Ultrasound uses sound waves to generate diagnostic images and does not contribute to ionizing radiation.
In nuclear medicine, radiopharmaceuticals are injected into patients. These radiopharmaceuticals are distributed throughout the body and emit radiation at the target location. Radiation energies from these radiotracers then convert into diagnostic images. The overall radiation exposure to the fetus depends on how much radiotracer gets delivered to or near the fetus. Fetal radiation exposure in nuclear medicine depends on multiple variables, including maternal excretion and uptake of the radiopharmaceutical, fetal distribution of the radiopharmaceutical, placental permeability of the radiopharmaceutical, tissue affinity of the radiopharmaceutical, the half-life of the radiotracer, the dose of the radiotracer, and type of radiation emitted from the radiotracer. Generally, for nuclear medicine studies utilizing a radiopharmaceutical that gets excreted through the kidneys, patients are encouraged to hydrate and urinate to maximize the urinary excretion of radiopharmaceuticals.
Specific clinical scenarios worth mentioning for nuclear medicine study is pregnancy patient with concern for pulmonary embolism. The first imaging modality should be an ultrasound of lower extremity to look for deep venous thrombosis. If there is still clinical suspicion for pulmonary embolism, CT pulmonary angiogram (CTPA) is preferable to the ventilation-perfusion (VQ) scan. The fetal dose of VQ is much higher than CTPA, even though the maternal dose is much lower. Due to the lower fetal dose, CTPA is the preferred test of choice.[9]
The thyroid iodine scan is not an option during pregnancy. Iodine 121 and 131 are taken up by fetus thyroid and therefore contraindicated.[10]

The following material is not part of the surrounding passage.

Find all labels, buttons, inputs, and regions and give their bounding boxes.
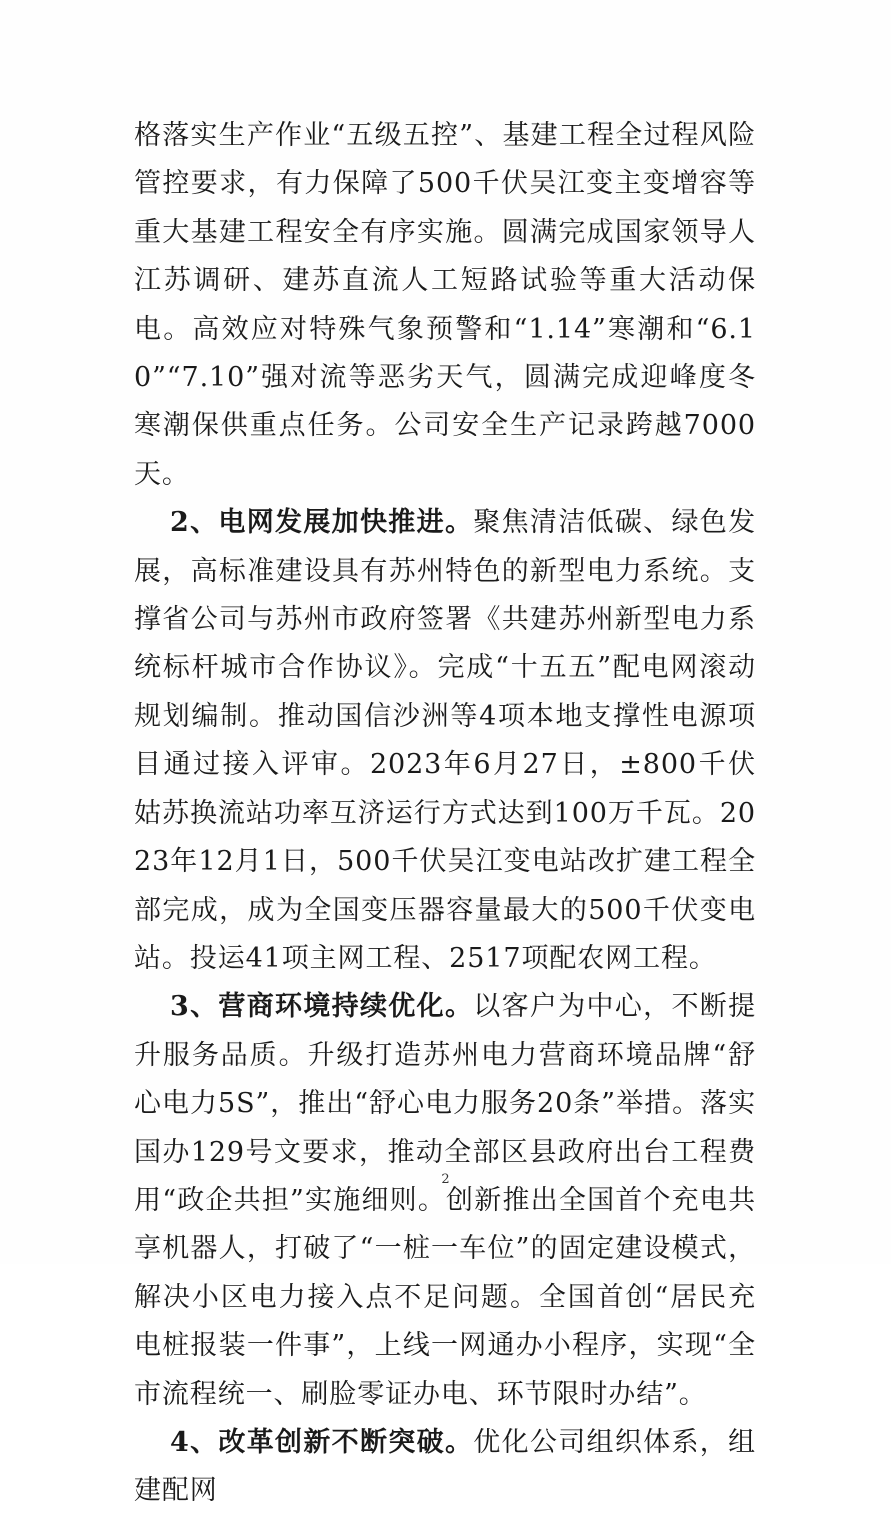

Fetal radiation exposure from angiography and fluoroscopy should only be for emergent clinical settings. A physician performing fluoroscopy should utilize essential dose reducing techniques including pulse fluoroscopy instead of continuous fluoroscopy, last image hold rather than full exposure, and colimitation to appropriate field of view. Magnification increases the radiation dose and should be used only if necessary.
Appropriate patient positioning is vital in producing a diagnostic quality of images and prevent repeat examination that increases fetal radiation. Technologists should optimally position patients before imaging to obtain appropriate views for the exam. Obtaining diagnostic imaging at the first attempt eliminates the need for a repeat examination and significantly reduces unnecessary radiation exposure to the fetus.
The plain film, CT, nuclear medicine studies, and fluoroscopy uses ionizing radiation to obtain diagnostic images. A high level of radiation has adverse effects on the fetus; therefore, referring clinicians should consider alternative imaging modalities for pregnancy patients. If diagnostic studies that expose radiation to the fetus are clinically required, it should be performed without delay but must take place in a way that minimizes radiation exposure to the fetus. Solid understanding of how each imaging modality contributes to fetal radiation exposure, techniques to reducing radiation exposure in the fetus, and adverse consequences of high radiation exposure is critical in providing the most appropriate imaging studies for pregnant patients.